Emotion Detection for Autism Support
A CNN-based facial emotion recognition system trained on FER2013, CK+, and AffectNet datasets, with D3.js sunburst visualisations representing emotional states.


My MSc thesis project at Big Academy UAE / Euclea Business School. The research side trains and compares three CNN models from scratch — one on FER2013, one on CK+, one on AffectNet — to measure how well each generalises across datasets. No transfer learning, no pretrained weights, just standard convolutional architectures to establish honest baselines.
The applied side is a full-stack web app. Upload a photo, point your webcam, or drop a video, and the system detects faces and classifies emotions in real time. The backend runs on FastAPI with OpenCV for face detection and TensorFlow for inference. The frontend is a React app with pages for each input mode, a research overview, and an interactive emotions reference.
The point wasn't to beat state-of-the-art benchmarks — it was to understand where simple models break down across different data conditions, and to build something usable that demonstrates the findings.
highlights
- Full research pipeline: preprocessing, training, confusion matrices, per-class metrics, and visualisation
- React frontend with interactive emotions reference, research overview, and multiple analysis modes
- FastAPI backend with OpenCV face detection and TensorFlow inference, deployed on Render
- Live web app with webcam, photo upload, and video analysis — faces detected and emotions classified in real time
- Three CNNs trained from scratch on FER2013 (59%), CK+ (100%), and AffectNet (62.5%) with cross-dataset evaluation
What this is
My MSc thesis at Big Academy UAE in partnership with Euclea Business School. The question: how well do simple CNNs trained from scratch handle facial emotion recognition, and where do they fall apart when you test them across different datasets?
Alongside the research, I built a web app that puts the trained models behind an API so anyone can test them with their own face — via webcam, photo upload, or video.
The research
I trained three separate CNN models, each on a different dataset:
- FER2013 — 35k grayscale images scraped from the internet. Noisy, mislabeled, realistic. The model hit 59% accuracy.
- CK+ — lab-controlled posed expressions. Clean and small. 100% accuracy, which says more about the dataset than the model.
- AffectNet — large-scale, in-the-wild images with 8 emotion classes. 62.5% accuracy.
Each model was then evaluated on all three datasets to measure cross-dataset generalisation. The interesting finding is how badly models trained on clean data (CK+) perform on messy real-world images, and vice versa.

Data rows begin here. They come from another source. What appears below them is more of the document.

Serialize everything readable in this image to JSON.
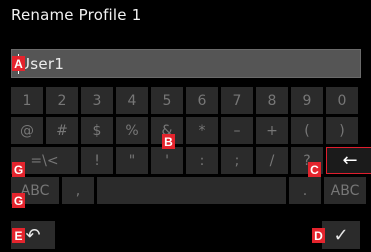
{
  "title": "Rename Profile 1",
  "input": {
    "value": "User1"
  },
  "keyboard": {
    "row1": [
      "1",
      "2",
      "3",
      "4",
      "5",
      "6",
      "7",
      "8",
      "9",
      "0"
    ],
    "row2": [
      "@",
      "#",
      "$",
      "%",
      "&",
      "*",
      "–",
      "+",
      "(",
      ")"
    ],
    "row3": {
      "mode": "=\\<",
      "keys": [
        "!",
        "\"",
        "'",
        ":",
        ";",
        "/",
        "?"
      ],
      "enter": "←"
    },
    "row4": {
      "left_mode": "ABC",
      "comma": ",",
      "period": ".",
      "right_mode": "ABC"
    },
    "bottom": {
      "back": "↶",
      "confirm": "✓"
    }
  },
  "labels": {
    "a": "A",
    "b": "B",
    "c": "C",
    "d": "D",
    "e": "E",
    "g1": "G",
    "g2": "G"
  },
  "colors": {
    "accent": "#e4242d",
    "key_bg": "#2b2b2b",
    "key_text": "#777777"
  }
}
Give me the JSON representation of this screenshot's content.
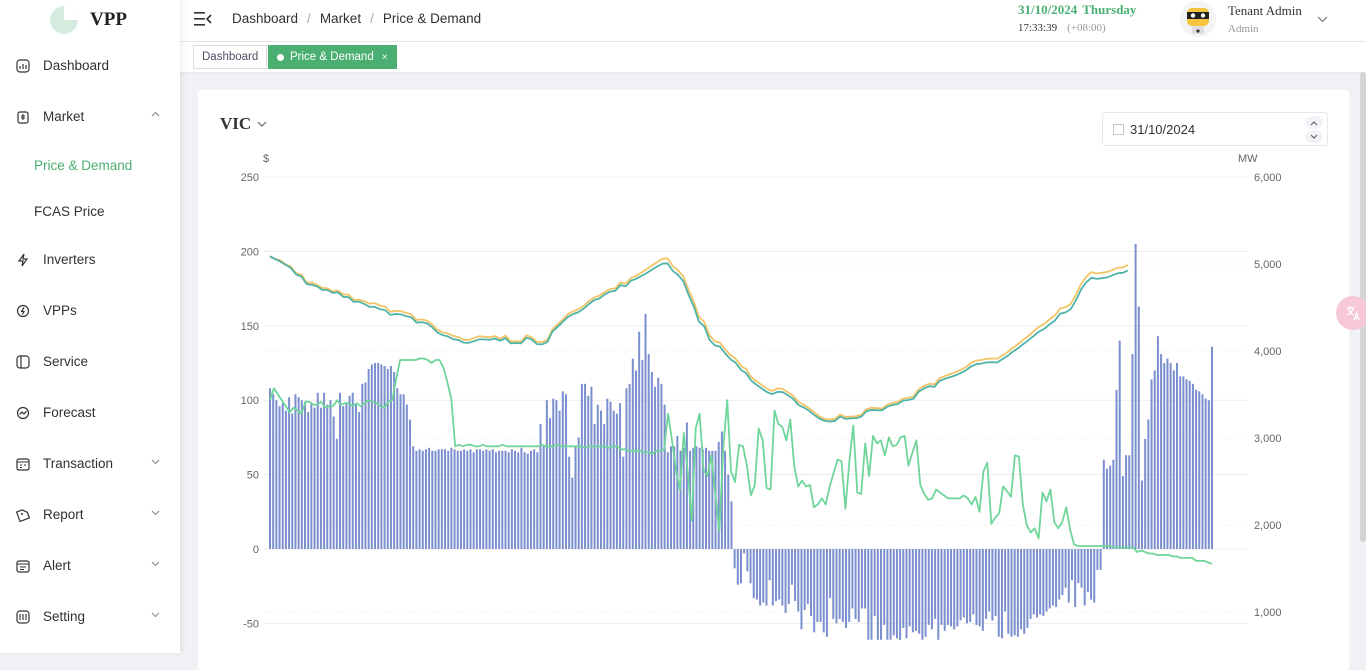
{
  "app": {
    "name": "VPP"
  },
  "sidebar": {
    "items": [
      {
        "label": "Dashboard",
        "icon": "dashboard-icon"
      },
      {
        "label": "Market",
        "icon": "market-icon",
        "expanded": true,
        "children": [
          {
            "label": "Price & Demand",
            "active": true
          },
          {
            "label": "FCAS Price"
          }
        ]
      },
      {
        "label": "Inverters",
        "icon": "bolt-icon"
      },
      {
        "label": "VPPs",
        "icon": "vpp-icon"
      },
      {
        "label": "Service",
        "icon": "service-icon"
      },
      {
        "label": "Forecast",
        "icon": "forecast-icon"
      },
      {
        "label": "Transaction",
        "icon": "transaction-icon",
        "has_children": true
      },
      {
        "label": "Report",
        "icon": "report-icon",
        "has_children": true
      },
      {
        "label": "Alert",
        "icon": "alert-icon",
        "has_children": true
      },
      {
        "label": "Setting",
        "icon": "setting-icon",
        "has_children": true
      }
    ]
  },
  "header": {
    "breadcrumb": [
      "Dashboard",
      "Market",
      "Price & Demand"
    ],
    "date": "31/10/2024",
    "weekday": "Thursday",
    "time": "17:33:39",
    "timezone": "(+08:00)",
    "user_name": "Tenant Admin",
    "user_role": "Admin"
  },
  "tags": [
    {
      "label": "Dashboard",
      "active": false
    },
    {
      "label": "Price & Demand",
      "active": true,
      "close": "×"
    }
  ],
  "page": {
    "region": "VIC",
    "date_value": "31/10/2024"
  },
  "colors": {
    "accent": "#4caf72",
    "bar": "#7b8fcf",
    "price_line": "#6fd59a",
    "demand_forecast": "#f2c466",
    "demand_actual": "#4fb3a9"
  },
  "chart_data": {
    "type": "bar",
    "title": "",
    "ylabel": "$",
    "y2label": "MW",
    "ylim": [
      -50,
      250
    ],
    "y2lim": [
      1000,
      6000
    ],
    "yticks": [
      -50,
      0,
      50,
      100,
      150,
      200,
      250
    ],
    "y2ticks": [
      "1,000",
      "2,000",
      "3,000",
      "4,000",
      "5,000",
      "6,000"
    ],
    "series": [
      {
        "name": "",
        "type": "bar",
        "axis": "left",
        "values": [
          108,
          104,
          100,
          96,
          98,
          93,
          102,
          91,
          104,
          102,
          100,
          99,
          92,
          98,
          95,
          105,
          95,
          105,
          97,
          100,
          89,
          74,
          105,
          96,
          98,
          103,
          105,
          97,
          92,
          111,
          112,
          121,
          124,
          125,
          125,
          124,
          123,
          121,
          123,
          119,
          108,
          104,
          104,
          97,
          87,
          69,
          66,
          67,
          66,
          67,
          68,
          66,
          66,
          67,
          67,
          67,
          66,
          68,
          67,
          66,
          66,
          67,
          66,
          67,
          65,
          67,
          67,
          66,
          67,
          66,
          67,
          65,
          66,
          66,
          66,
          65,
          67,
          66,
          65,
          68,
          65,
          64,
          66,
          67,
          65,
          84,
          69,
          100,
          88,
          101,
          100,
          93,
          106,
          104,
          62,
          48,
          69,
          75,
          111,
          111,
          103,
          109,
          84,
          97,
          93,
          84,
          101,
          99,
          93,
          91,
          98,
          62,
          108,
          111,
          128,
          120,
          146,
          127,
          158,
          131,
          119,
          109,
          115,
          111,
          97,
          65,
          69,
          69,
          76,
          66,
          68,
          85,
          66,
          68,
          69,
          68,
          67,
          68,
          66,
          66,
          66,
          72,
          79,
          66,
          50,
          32,
          -13,
          -24,
          -23,
          -3,
          -15,
          -23,
          -33,
          -34,
          -38,
          -36,
          -38,
          -21,
          -38,
          -35,
          -34,
          -38,
          -43,
          -37,
          -24,
          -35,
          -42,
          -54,
          -41,
          -37,
          -45,
          -56,
          -49,
          -49,
          -56,
          -59,
          -33,
          -47,
          -50,
          -47,
          -49,
          -53,
          -49,
          -40,
          -47,
          -49,
          -40,
          -40,
          -61,
          -61,
          -45,
          -61,
          -61,
          -51,
          -61,
          -61,
          -58,
          -60,
          -61,
          -53,
          -60,
          -52,
          -56,
          -55,
          -57,
          -61,
          -59,
          -51,
          -54,
          -47,
          -61,
          -51,
          -55,
          -51,
          -52,
          -54,
          -52,
          -48,
          -46,
          -50,
          -49,
          -44,
          -51,
          -52,
          -55,
          -47,
          -42,
          -48,
          -45,
          -59,
          -60,
          -42,
          -57,
          -59,
          -58,
          -59,
          -54,
          -57,
          -53,
          -47,
          -44,
          -46,
          -44,
          -45,
          -42,
          -40,
          -38,
          -39,
          -34,
          -31,
          -26,
          -36,
          -21,
          -39,
          -23,
          -26,
          -38,
          -29,
          -34,
          -36,
          -14,
          -14,
          60,
          54,
          56,
          60,
          107,
          140,
          49,
          63,
          63,
          131,
          205,
          163,
          46,
          74,
          87,
          114,
          120,
          143,
          131,
          125,
          128,
          125,
          120,
          125,
          116,
          116,
          114,
          113,
          111,
          107,
          106,
          104,
          101,
          100,
          136
        ]
      },
      {
        "name": "",
        "type": "line",
        "axis": "left",
        "values": [
          100,
          108,
          104,
          100,
          96,
          92,
          95,
          93,
          91,
          99,
          99,
          97,
          97,
          99,
          95,
          96,
          96,
          100,
          97,
          98,
          98,
          96,
          98,
          96,
          98,
          100,
          99,
          98,
          96,
          95,
          99,
          100,
          114,
          127,
          127,
          127,
          127,
          127,
          128,
          128,
          127,
          125,
          127,
          127,
          122,
          112,
          101,
          69,
          70,
          69,
          70,
          70,
          69,
          69,
          70,
          69,
          69,
          69,
          69,
          70,
          69,
          69,
          69,
          69,
          69,
          69,
          69,
          69,
          69,
          70,
          69,
          69,
          69,
          70,
          69,
          69,
          69,
          69,
          69,
          69,
          68,
          69,
          69,
          69,
          69,
          69,
          68,
          69,
          69,
          67,
          67,
          66,
          66,
          66,
          66,
          65,
          65,
          64,
          66,
          66,
          67,
          91,
          73,
          53,
          40,
          78,
          52,
          19,
          81,
          91,
          53,
          49,
          63,
          36,
          12,
          68,
          100,
          52,
          45,
          70,
          69,
          56,
          36,
          43,
          81,
          73,
          41,
          40,
          93,
          84,
          82,
          73,
          87,
          56,
          42,
          46,
          42,
          43,
          28,
          30,
          34,
          30,
          42,
          51,
          60,
          59,
          27,
          59,
          83,
          38,
          37,
          71,
          49,
          76,
          71,
          73,
          63,
          75,
          69,
          70,
          75,
          76,
          56,
          65,
          73,
          43,
          37,
          33,
          34,
          40,
          38,
          36,
          34,
          34,
          34,
          34,
          36,
          34,
          30,
          35,
          25,
          52,
          58,
          17,
          21,
          24,
          42,
          39,
          35,
          63,
          62,
          30,
          16,
          11,
          14,
          7,
          38,
          32,
          40,
          18,
          14,
          18,
          28,
          13,
          3,
          2,
          2,
          2,
          2,
          2,
          2,
          2,
          2,
          2,
          1,
          1,
          1,
          1,
          1,
          1,
          -2,
          -1,
          -2,
          -3,
          -3,
          -4,
          -4,
          -4,
          -4,
          -5,
          -5,
          -6,
          -6,
          -6,
          -6,
          -8,
          -8,
          -8,
          -9,
          -10,
          -10,
          -10,
          -11,
          -11,
          -11,
          -12,
          -12,
          -12,
          -12,
          -13,
          -13,
          -13,
          -13,
          -13,
          -14,
          -14,
          -14,
          -14,
          -14,
          -14,
          -14,
          -14,
          -15,
          -15,
          -14,
          -14,
          -15,
          -15,
          -15,
          -15,
          -15,
          -15,
          -15,
          -16,
          -16,
          -16,
          -17,
          -17,
          -17,
          -17,
          -17,
          -17,
          -17,
          -17,
          -17,
          -17,
          -17,
          -17,
          -17,
          -17,
          -17,
          -17,
          -18,
          -18,
          -18,
          -18,
          -18,
          -18,
          -18,
          -18,
          -18,
          -18,
          -18,
          -18,
          -18,
          -18,
          -18,
          -18,
          -18,
          -18,
          -18,
          -18,
          -18,
          -18,
          -18,
          -18,
          -18,
          -18,
          -18,
          -18,
          -18,
          -18
        ]
      },
      {
        "name": "",
        "type": "line",
        "axis": "right",
        "values": [
          5079,
          5059,
          5043,
          4996,
          4970,
          4893,
          4881,
          4787,
          4786,
          4760,
          4725,
          4719,
          4687,
          4694,
          4650,
          4647,
          4590,
          4589,
          4572,
          4544,
          4552,
          4522,
          4512,
          4449,
          4461,
          4459,
          4438,
          4422,
          4355,
          4363,
          4349,
          4304,
          4244,
          4215,
          4202,
          4174,
          4161,
          4129,
          4127,
          4150,
          4169,
          4164,
          4156,
          4172,
          4142,
          4178,
          4111,
          4112,
          4108,
          4180,
          4157,
          4105,
          4102,
          4126,
          4250,
          4306,
          4366,
          4426,
          4457,
          4483,
          4522,
          4574,
          4617,
          4637,
          4678,
          4713,
          4720,
          4789,
          4774,
          4841,
          4864,
          4901,
          4941,
          4983,
          5021,
          5060,
          5065,
          4975,
          4927,
          4859,
          4706,
          4567,
          4391,
          4334,
          4180,
          4113,
          4097,
          4019,
          3954,
          3910,
          3831,
          3790,
          3701,
          3652,
          3609,
          3566,
          3540,
          3571,
          3564,
          3526,
          3486,
          3414,
          3384,
          3345,
          3296,
          3250,
          3220,
          3212,
          3220,
          3271,
          3242,
          3246,
          3250,
          3267,
          3331,
          3347,
          3342,
          3339,
          3383,
          3402,
          3414,
          3454,
          3461,
          3479,
          3560,
          3598,
          3624,
          3616,
          3687,
          3713,
          3734,
          3756,
          3783,
          3814,
          3863,
          3891,
          3897,
          3910,
          3914,
          3911,
          3949,
          3988,
          4038,
          4079,
          4130,
          4175,
          4229,
          4279,
          4311,
          4363,
          4408,
          4487,
          4503,
          4539,
          4640,
          4767,
          4851,
          4907,
          4891,
          4899,
          4908,
          4931,
          4956,
          4961,
          4989
        ]
      },
      {
        "name": "",
        "type": "line",
        "axis": "right",
        "values": [
          5091,
          5055,
          5028,
          4990,
          4954,
          4878,
          4856,
          4770,
          4760,
          4742,
          4702,
          4701,
          4668,
          4675,
          4623,
          4618,
          4566,
          4568,
          4541,
          4507,
          4508,
          4480,
          4470,
          4415,
          4425,
          4421,
          4401,
          4389,
          4326,
          4332,
          4317,
          4274,
          4213,
          4183,
          4168,
          4136,
          4128,
          4096,
          4094,
          4113,
          4134,
          4133,
          4128,
          4144,
          4117,
          4148,
          4087,
          4092,
          4087,
          4153,
          4133,
          4079,
          4076,
          4102,
          4225,
          4279,
          4337,
          4394,
          4425,
          4448,
          4490,
          4541,
          4586,
          4605,
          4650,
          4683,
          4692,
          4757,
          4744,
          4808,
          4831,
          4863,
          4897,
          4935,
          4971,
          5004,
          5007,
          4921,
          4874,
          4803,
          4648,
          4511,
          4337,
          4284,
          4130,
          4066,
          4050,
          3972,
          3906,
          3864,
          3785,
          3745,
          3659,
          3612,
          3569,
          3528,
          3503,
          3531,
          3528,
          3491,
          3450,
          3381,
          3352,
          3315,
          3266,
          3224,
          3196,
          3189,
          3198,
          3246,
          3219,
          3225,
          3229,
          3245,
          3307,
          3323,
          3320,
          3318,
          3360,
          3379,
          3391,
          3429,
          3437,
          3453,
          3532,
          3569,
          3595,
          3587,
          3657,
          3681,
          3700,
          3719,
          3746,
          3777,
          3822,
          3848,
          3856,
          3869,
          3871,
          3868,
          3907,
          3945,
          3993,
          4032,
          4081,
          4124,
          4175,
          4224,
          4255,
          4306,
          4349,
          4428,
          4443,
          4478,
          4578,
          4703,
          4788,
          4843,
          4829,
          4837,
          4846,
          4870,
          4893,
          4899,
          4926
        ]
      }
    ]
  }
}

No transfer learning, no pretrained backbones. The goal was to establish baselines, not to chase leaderboard scores.
The app
The research is more useful if people can actually interact with it, so I built a full-stack web app:
- Webcam mode — live face detection and emotion classification in the browser
- Photo upload — drop an image, get per-face emotion predictions with confidence scores
- Video analysis — process a video file frame by frame
- Emotions reference — an interactive page explaining each emotion class with definitions
- Research overview — the datasets, methodology, and results presented accessibly
The frontend is React with Tailwind and shadcn/ui. The backend is FastAPI serving the TensorFlow models, with OpenCV handling face detection. Deployed on Render.
How inference works
When an image hits the /api/predict endpoint:
- OpenCV's Haar cascade detects face bounding boxes
- Each face is cropped, converted to grayscale, resized to 48×48
- The selected model runs inference and returns a probability distribution across emotion classes
- The API sends back bounding boxes, labels, confidence scores, and cropped face thumbnails
It's not fast enough for real-time video at high resolution, but for single images and webcam snapshots it's responsive enough to feel instant.
What I learned
The biggest takeaway is that dataset quality matters more than model complexity. A simple CNN on clean data looks perfect; the same architecture on noisy real-world data struggles. Cross-dataset evaluation is the only honest way to measure how well a model actually understands emotions versus how well it memorised a specific dataset's quirks.